How to motivate Iowans and what yrmama really wants

After the Liberty and Justice Celebration we stayed on in DesMoines for a couple of days to attend the Pete Summit. It was “leadership training” for core campaign volunteers from across the state and if yrmama is a “core campaign volunteer” … they should look for people who are less cynical than yrmama.

The Battle of #LJ19 Hill
Plus, yrmama would like to be awarded all the style points for her patriotic outfit. The JCrew clearance jeans are spangled with little blue stars, while the TJMaxx clearance red cotton sweater and moisture-wicking gray hooded sweatshirt underneath take the adorable ensemble all the way from cute and festive to dressed-for-the-weather. Photography credit – JM And thanks to Amy for all the green signs to pose with.

I like Pete, but despite my signed Commit to Caucus (a “CTC” to the real insiders) and the t shirts and yard signs I’m still my old deeply skeptical non-joiner self. If it weren’t for this doggone blog (thanks Sharon) I would probably not be doing any of this, but there I was, in a junior high school gym with 175 fellow core campaign volunteers from all over Iowa and a lot of extremely bouncy, youthful campaign staffers. The first morning we were treated to a bonus visit from Pete himself and we even sat next to the nice sixteen year old girl who has become Chasten’s new best friend. I’m not even kidding – when she was sick he called her. JM said, with a healthy mix of jealousy and awe, “She’s going to get invited to the inauguration.”

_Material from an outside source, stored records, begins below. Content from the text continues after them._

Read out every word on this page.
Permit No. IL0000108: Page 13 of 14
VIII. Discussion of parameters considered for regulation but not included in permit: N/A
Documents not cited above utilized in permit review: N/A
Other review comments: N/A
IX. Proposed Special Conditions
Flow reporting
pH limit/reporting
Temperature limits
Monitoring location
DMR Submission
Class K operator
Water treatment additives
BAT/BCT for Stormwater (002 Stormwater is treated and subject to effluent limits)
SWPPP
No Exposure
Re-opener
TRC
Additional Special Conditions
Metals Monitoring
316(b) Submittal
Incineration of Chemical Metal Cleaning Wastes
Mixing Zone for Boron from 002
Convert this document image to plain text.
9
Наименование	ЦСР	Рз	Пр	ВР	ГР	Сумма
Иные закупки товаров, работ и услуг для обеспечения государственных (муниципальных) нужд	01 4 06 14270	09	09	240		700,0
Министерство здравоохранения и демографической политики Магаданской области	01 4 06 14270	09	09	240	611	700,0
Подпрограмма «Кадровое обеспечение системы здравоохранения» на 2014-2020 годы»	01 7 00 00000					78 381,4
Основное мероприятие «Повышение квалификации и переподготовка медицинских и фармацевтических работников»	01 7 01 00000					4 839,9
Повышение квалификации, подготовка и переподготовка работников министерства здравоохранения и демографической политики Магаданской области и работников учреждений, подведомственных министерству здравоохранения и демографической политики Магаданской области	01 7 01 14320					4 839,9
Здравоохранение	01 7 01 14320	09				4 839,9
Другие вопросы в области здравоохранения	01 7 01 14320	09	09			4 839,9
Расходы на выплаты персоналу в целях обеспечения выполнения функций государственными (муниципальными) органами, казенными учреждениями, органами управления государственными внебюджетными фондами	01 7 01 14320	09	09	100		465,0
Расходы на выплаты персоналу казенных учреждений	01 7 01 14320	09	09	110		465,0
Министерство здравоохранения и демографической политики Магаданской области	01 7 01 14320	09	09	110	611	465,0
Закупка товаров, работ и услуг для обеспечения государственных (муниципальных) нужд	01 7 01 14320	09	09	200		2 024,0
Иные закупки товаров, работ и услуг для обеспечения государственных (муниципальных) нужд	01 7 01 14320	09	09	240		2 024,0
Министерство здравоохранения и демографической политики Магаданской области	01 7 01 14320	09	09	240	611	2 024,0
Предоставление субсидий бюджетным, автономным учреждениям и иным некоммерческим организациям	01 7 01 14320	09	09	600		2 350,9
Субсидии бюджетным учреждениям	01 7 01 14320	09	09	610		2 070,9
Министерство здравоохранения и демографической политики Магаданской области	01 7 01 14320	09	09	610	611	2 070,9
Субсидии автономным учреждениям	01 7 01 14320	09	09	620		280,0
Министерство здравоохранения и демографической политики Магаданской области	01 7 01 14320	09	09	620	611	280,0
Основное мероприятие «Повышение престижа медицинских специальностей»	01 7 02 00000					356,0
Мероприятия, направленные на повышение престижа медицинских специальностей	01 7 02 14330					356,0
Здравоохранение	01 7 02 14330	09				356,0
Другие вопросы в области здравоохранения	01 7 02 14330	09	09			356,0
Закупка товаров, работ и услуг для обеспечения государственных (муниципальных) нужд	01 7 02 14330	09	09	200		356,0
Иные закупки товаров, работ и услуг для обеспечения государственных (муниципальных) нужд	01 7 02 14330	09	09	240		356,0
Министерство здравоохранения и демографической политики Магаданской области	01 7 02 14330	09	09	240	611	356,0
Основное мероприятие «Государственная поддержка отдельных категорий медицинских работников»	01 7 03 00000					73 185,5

Despite now being well-trained in interpersonal persuasion tactics meant to be used on the Pete-curious (they actually call you that), what I really want out of this is a little different. I really want people to caucus and vote for whoever they want. I want them to be able to talk about their “values” (wth. Talk about a mushy concept.) and political ideas, which in itself is kind of revolutionary. I want them to feel like their ideas matter and that their vote will ultimately make a difference.*

This training skipped over the fact that Iowans, for the most part, consider talking about politics bad manners. I was explicitly taught to not talk about politics, religion or money except in special circumstances. I think there should have been a session on how to create “safe spaces” where Iowans would feel like talking about their “values.”

I know that the way to motivate Iowans is not to talk them into things, or jump up and down and yell zestfully, or set expectations for them, but to tell them that their work and ideas are valuable and appreciated. I was at a volunteer appreciation dinner the other night for a different organization whose army of volunteers brought in $100,000 of revenue in September, one price tag on a used pair of socks at a time. That’s what they tell us all the time there – your work and ideas are valuable and appreciated.

In the comments – were you taught that there was a set of topics unsuited to common civil discourse? Have you ever been persuaded to take a position?

*Hey! Let’s do a thing where the presidential candidate with the most votes wins!